The Gilded Hour

“So no children at all,” Jack said.

“A son, from her first marriage. She was a widow when she married Mr. Winthrop. The boy lives with his grandparents in Boston.”

Her tone never wavered as she told the rest of it, which said to Jack that she was very much in control of her emotions. As would be necessary in the Winthrop household. “Over four years I believe there was one miscarriage, and I know there were three operations. All of them were performed by the same doctor. I don’t know why she didn’t go back to him,” Miss Imhoff said. “He might have been out of town or retired, I suppose. She didn’t tell me.”

“Did you go with her to those earlier appointments?” Jack asked.

“The doctor came to her. People came to her.”

“And why not this time, do you know?”

“She left it almost too late. I think she was tempted this time, to have the baby and keep it, but then she decided she wanted to go to Greece. I know that because the modiste was called in and they spent an afternoon discussing the wardrobe she’d need in Athens in the spring. The next day she sent for the doctor to put things right, that’s the way she referred to the operation. She was not happy to find out he wasn’t available.”

“She discussed this with you.”

“Oh, no. She discussed it with her mother while I was in the room. She was furious when it turned out that none of the doctors she sent for would agree to do the operation. They all said it was too dangerous, past a certain point. But she wouldn’t take no for an answer.”

Jack concentrated on taking notes. In his experience it was best to leave the witness feeling as unobserved as possible.

“In the end she did find a doctor,” she went on. “She was put out that he wouldn’t come to the house, but he had the better of her, and she knew it.”

“Do you know what he charged, what his fees were?” Oscar asked this crucial question in a casual tone, but she hesitated.

“If you don’t know, just say so.”

She said, “I saw her counting out the bills before we left. It was more than three hundred dollars, but I don’t know how much exactly.”

Oscar prompted her, gently. “So you went with Mrs. Winthrop to her appointment.”

“Only part of the way. The doctor was very specific in his instructions, and she didn’t want to chance scaring him off. She was supposed to come alone.”

Jack said, “That strikes me as odd, that she’d take such a chance. It could have been a trap of some kind.”

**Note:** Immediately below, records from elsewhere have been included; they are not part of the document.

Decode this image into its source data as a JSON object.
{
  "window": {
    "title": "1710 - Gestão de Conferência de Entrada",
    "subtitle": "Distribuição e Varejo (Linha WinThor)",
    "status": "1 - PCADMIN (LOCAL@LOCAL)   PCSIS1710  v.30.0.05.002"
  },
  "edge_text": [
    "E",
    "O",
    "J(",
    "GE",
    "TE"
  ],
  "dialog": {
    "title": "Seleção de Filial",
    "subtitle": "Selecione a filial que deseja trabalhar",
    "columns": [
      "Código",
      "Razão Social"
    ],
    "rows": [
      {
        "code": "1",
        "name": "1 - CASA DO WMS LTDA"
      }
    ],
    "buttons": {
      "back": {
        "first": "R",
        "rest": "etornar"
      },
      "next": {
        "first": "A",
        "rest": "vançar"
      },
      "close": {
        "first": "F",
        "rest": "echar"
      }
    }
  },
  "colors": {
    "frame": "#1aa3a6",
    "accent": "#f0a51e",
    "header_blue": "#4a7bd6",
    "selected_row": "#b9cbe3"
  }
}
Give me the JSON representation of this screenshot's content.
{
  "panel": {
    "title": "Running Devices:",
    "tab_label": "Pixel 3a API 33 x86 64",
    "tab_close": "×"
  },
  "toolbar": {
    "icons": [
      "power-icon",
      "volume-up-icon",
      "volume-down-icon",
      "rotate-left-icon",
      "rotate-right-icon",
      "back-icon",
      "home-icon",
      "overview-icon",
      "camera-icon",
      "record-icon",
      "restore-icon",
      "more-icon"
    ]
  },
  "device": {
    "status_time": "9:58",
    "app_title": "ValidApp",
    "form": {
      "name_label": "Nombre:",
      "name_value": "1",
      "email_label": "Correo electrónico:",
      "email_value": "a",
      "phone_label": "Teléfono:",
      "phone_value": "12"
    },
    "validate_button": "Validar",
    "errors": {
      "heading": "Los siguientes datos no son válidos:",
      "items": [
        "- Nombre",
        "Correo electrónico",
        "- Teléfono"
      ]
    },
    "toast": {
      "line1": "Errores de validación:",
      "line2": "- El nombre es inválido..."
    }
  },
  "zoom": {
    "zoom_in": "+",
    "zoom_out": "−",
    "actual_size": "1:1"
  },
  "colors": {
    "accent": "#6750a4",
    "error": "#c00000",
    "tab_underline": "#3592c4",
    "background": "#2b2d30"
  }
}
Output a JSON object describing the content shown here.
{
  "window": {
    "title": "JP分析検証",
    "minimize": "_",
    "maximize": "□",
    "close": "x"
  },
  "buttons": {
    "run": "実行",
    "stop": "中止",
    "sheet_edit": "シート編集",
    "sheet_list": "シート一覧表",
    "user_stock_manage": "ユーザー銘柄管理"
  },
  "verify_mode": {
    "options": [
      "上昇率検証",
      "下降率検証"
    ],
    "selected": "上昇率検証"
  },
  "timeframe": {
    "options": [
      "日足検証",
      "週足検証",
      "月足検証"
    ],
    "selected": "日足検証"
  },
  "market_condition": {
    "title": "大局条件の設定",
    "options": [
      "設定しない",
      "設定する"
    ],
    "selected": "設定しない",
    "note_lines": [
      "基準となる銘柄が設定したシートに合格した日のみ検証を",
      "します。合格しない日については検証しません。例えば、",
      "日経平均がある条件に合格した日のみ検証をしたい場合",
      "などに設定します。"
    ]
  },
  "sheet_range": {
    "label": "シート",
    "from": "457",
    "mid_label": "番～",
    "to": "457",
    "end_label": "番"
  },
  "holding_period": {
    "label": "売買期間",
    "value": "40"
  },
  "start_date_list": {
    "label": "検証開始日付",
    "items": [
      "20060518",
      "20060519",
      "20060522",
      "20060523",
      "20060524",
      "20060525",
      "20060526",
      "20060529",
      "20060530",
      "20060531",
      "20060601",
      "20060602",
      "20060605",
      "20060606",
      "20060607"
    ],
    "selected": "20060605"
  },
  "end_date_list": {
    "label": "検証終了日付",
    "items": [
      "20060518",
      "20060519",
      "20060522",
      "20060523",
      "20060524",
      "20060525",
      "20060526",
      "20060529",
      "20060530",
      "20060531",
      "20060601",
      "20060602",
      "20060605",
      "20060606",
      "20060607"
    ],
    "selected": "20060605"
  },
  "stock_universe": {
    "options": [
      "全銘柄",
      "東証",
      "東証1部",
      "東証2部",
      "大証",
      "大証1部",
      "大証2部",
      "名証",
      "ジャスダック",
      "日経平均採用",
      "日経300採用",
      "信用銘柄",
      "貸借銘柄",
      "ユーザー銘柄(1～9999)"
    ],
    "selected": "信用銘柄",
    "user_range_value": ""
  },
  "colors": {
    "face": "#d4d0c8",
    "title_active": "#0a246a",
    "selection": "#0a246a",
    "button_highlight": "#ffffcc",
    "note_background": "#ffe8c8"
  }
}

Miss Imhoff’s expression was almost amused. “She took a pistol with her. She grew up with guns, apparently. Her father taught her to shoot when she was a child.”

Not that it did her any good, Jack thought.

“Do you know how she found this doctor?”

It was a crucial question, and the answer was disappointing. “I assume she got his name from one of her friends. Rich women trade in information.”

Jack took down the essentials as she reconstructed the day for them:

At eight in the morning they left the house, in Mrs. Winthrop’s personal carriage, with just the driver, a family retainer who was more than seventy. On the way Mrs. Winthrop had talked to her about a gown she wanted to wear to dinner the following weekend.

“She thought she’d be able to attend a dinner?” Oscar sounded surprised.

“Well, yes,” the young woman said. “She was thinking this time would be like the last, and the time before that. It never occurred to her that it might go wrong.”

“And where did the carriage take you?”

She said, “This is a little odd to admit, but I don’t know the city very well, though I’ve been here since I was very little. We’re not allowed to wander. I can describe the place the carriage stopped, if that will help. There was an elevated train station across from a day market, and a large courthouse just behind that. Kitty-corner from the market there’s a little coffee shop. She gave me a dollar and told me to wait there, and then she walked away. Two hours later when she hadn’t come back yet I was getting worried. Then I realized that the carriage had left. For a minute I thought Mrs. Winthrop had gone to a lot of trouble to be rid of me, but then the carriage came around the corner. I’m guessing she asked Cullen to meet her on a different corner at a different time, but I never got the chance to ask her.”

“We’ll talk to the driver. Cullen, you say.”

She nodded, turned her face away to clear her throat.

Jack asked, “When you got into the carriage, what was your first impression? Do you think she was under the influence of some drug or other?”

“She stank of laudanum,” Miss Imhoff said. “So I think that’s a fair guess.” Her tone was clipped, almost cold.